Bio-functional garments like stockings with aloe vera, T-shirts with vitamin C and underwear that smells like vanilla have been developed as the textile industry takes its cue from the food industry. This serves to give the garments an additional function in addition to keeping the body warm.
Whether the clothes keep their promises is a contentious matter. Experts also fear the garments could lead to allergic reactions. Various techniques are applied in the production of bio-functional textiles. One method involves simply putting the substance on the surface of the material, said Hans-Juergen Buschmann, a chemist at the German Textile Research Center in Krefeld.
Aloe vera, a plant-based product found in many lotions or jojoba, used in cosmetics as a moisturizer, is applied to textiles in this way. The catch is the substances eventually are washed out of the clothes. Clothing that has the active ingredient in its fiber is better able to maintain its function despite multiple washings.
A Japanese producer has developed a fiber with a substance that transforms into vitamin C when it comes in contact with the skin. In another process, algae are combined with clothing fibers, and when the clothing is worn, minerals, proteins and vitamins are released. It has also been proved that the human skin is capable of absorbing the substances, according to Uta-Christina Hipler, Director of the laboratory at the Clinic For Dermatology at the University in Jena. The laboratory conducted dermatological tests on the fibers.
Garments with microcapsules that contain certain skin-pampering agents like vitamin E or scents such as lavender or orange oil are sold widely. The capsules are made from a variety of materials that open and release their contents when rubbed, pressed or warmed by body heat. Wearing the garment and washing it reduces the number of microcapsules, and the item loses is extra functions.

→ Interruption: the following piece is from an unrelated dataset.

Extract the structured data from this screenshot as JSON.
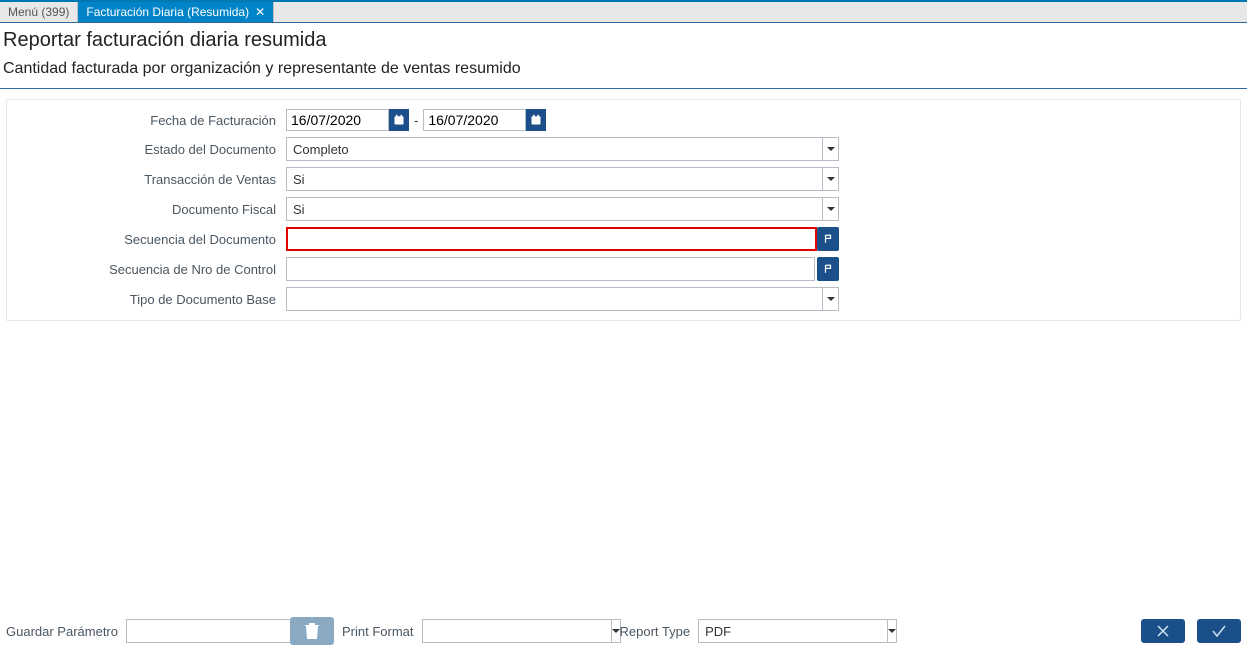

To counter this, manufacturers recently began offering consumers packets to refresh the supply of microcapsules, Buschmann said. These packets can be emptied onto the garment after it's washed. Buschmann said he was skeptical about this actually being affective. Clothing with cyclodextrines (produced from starch) is different, and they fulfill two functions. They can not only release scents and personal care products but also store unpleasant odors such as sweat or cigarette smoke, leaving sport coats still wearable after a night out at the bar.
Cyclodextrines, which can be anchored in the weave of the fabric, contain molecular-sized hollow compartments in which either a desired or undesired scent can be stored.
The body's moisture releases the active ingredient. The same thing happens in the washing machine, but the cyclodextrines are not destroyed in the process and can be refilled after every wash by spraying the garment with a favorite perfume. If the scent isn't wanted after a period of time, the only thing that needs to be done is moistening the garment.